Situasi semakin memburuk setelah upaya perundingan diplomatik antara pihak-pihak terkait dilaporkan telah berakhir tanpa mencapai kesepakatan yang memuaskan kedua belah pihak. Kondisi ini memicu respons balasan yang signifikan dari Washington.

Kini, setelah kebuntuan diplomasi tersebut, giliran Amerika Serikat yang memberikan ancaman serius terhadap jalur pelayaran strategis tersebut. Washington mengisyaratkan kemungkinan untuk memberlakukan blokade terhadap Selat Hormuz sebagai bentuk tekanan lanjutan.

Perlu dicatat bahwa Iran sendiri telah mengambil langkah signifikan dalam mengontrol pergerakan di selat tersebut selama kurun waktu beberapa minggu terakhir. Tindakan ini dilakukan setelah kampanye pengeboman yang dilancarkan oleh Amerika Serikat dan Israel terhadap wilayah republik Islam tersebut.

"Iran telah secara efektif memblokade Selat Hormuz selama berminggu-minggu, sejak Amerika Serikat dan Israel meluncurkan kampanye pengeboman terhadap republik Islam tersebut lebih dari enam minggu lalu," demikian keterangan yang muncul mengenai situasi terkini dilansir dari sumber terkait.

Meskipun demikian, kebijakan blokade yang diterapkan oleh Teheran tidak bersifat total dan menyeluruh bagi semua pihak yang melintas. Iran menunjukkan diskresi tertentu dalam mengizinkan atau melarang lalu lintas maritim di perairan krusial tersebut.
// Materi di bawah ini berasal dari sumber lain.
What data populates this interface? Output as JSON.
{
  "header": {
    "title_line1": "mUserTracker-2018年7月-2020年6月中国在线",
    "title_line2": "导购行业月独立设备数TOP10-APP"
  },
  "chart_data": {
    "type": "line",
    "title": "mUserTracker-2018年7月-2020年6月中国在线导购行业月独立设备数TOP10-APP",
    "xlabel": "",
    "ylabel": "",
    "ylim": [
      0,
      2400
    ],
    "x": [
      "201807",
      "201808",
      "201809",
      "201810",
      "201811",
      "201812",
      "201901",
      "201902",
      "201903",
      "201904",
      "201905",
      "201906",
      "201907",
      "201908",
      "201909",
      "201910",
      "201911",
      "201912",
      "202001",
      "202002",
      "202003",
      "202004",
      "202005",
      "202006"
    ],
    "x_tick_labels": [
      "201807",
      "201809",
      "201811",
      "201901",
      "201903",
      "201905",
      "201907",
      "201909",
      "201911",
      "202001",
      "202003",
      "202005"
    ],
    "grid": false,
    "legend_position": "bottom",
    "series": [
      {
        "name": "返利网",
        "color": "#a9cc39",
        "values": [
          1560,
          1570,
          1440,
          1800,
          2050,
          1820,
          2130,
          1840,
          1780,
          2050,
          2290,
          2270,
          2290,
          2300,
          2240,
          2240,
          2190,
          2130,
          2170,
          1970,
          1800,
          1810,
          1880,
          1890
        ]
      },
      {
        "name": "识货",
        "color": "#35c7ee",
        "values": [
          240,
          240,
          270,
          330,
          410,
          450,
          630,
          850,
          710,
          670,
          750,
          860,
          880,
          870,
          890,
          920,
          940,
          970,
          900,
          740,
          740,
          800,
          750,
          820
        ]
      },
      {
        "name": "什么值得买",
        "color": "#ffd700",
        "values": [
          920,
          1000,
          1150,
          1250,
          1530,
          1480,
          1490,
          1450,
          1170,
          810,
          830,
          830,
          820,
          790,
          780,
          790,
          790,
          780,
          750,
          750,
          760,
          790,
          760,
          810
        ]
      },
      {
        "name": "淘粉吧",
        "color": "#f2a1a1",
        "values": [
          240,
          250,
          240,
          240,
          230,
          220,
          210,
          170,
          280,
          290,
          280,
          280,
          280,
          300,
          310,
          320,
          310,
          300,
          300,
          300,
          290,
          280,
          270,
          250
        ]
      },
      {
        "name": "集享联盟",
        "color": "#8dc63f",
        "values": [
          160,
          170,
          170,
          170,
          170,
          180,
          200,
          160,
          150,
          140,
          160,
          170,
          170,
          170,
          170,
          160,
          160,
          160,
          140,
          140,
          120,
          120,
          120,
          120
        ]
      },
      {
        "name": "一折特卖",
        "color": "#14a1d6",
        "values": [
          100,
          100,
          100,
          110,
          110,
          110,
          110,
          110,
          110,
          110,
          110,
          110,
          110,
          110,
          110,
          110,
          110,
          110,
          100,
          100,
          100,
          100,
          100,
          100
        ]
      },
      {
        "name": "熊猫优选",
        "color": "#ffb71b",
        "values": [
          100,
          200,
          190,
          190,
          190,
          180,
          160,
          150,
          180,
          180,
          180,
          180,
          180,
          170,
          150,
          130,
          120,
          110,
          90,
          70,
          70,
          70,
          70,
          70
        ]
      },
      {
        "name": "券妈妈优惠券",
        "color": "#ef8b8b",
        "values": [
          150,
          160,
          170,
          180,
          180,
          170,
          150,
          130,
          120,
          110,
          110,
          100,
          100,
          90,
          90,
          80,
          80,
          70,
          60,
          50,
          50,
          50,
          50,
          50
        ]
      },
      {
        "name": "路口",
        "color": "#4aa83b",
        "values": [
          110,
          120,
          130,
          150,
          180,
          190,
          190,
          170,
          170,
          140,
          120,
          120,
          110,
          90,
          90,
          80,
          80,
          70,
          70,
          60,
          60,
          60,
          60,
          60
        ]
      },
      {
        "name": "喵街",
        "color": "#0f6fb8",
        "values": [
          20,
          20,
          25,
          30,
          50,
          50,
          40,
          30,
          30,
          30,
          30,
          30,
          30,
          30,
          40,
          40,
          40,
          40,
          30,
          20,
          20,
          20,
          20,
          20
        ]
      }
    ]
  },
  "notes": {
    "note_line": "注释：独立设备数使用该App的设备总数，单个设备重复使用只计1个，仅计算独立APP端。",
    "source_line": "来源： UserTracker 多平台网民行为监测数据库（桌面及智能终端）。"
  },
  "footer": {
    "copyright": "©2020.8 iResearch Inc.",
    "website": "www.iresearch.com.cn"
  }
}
Teheran diketahui masih memberikan izin bagi kapal-kapal yang berlayar di bawah bendera negara-negara sahabat untuk dapat melintasi Selat Hormuz tanpa hambatan berarti. Ini menunjukkan adanya upaya untuk membatasi dampak ekonomi pada sekutu mereka.

Sebaliknya, kapal-kapal yang memiliki afiliasi dengan negara-negara yang dianggap sebagai agresor utama atau pendukung mereka akan dilarang keras untuk melewati jalur perairan tersebut, kata sumber tersebut.

Ancaman balasan dari AS ini jelas akan meningkatkan risiko eskalasi militer lebih lanjut di salah satu jalur suplai energi terpenting dunia tersebut. Dunia internasional terus memantau perkembangan di kawasan tersebut dengan cemas.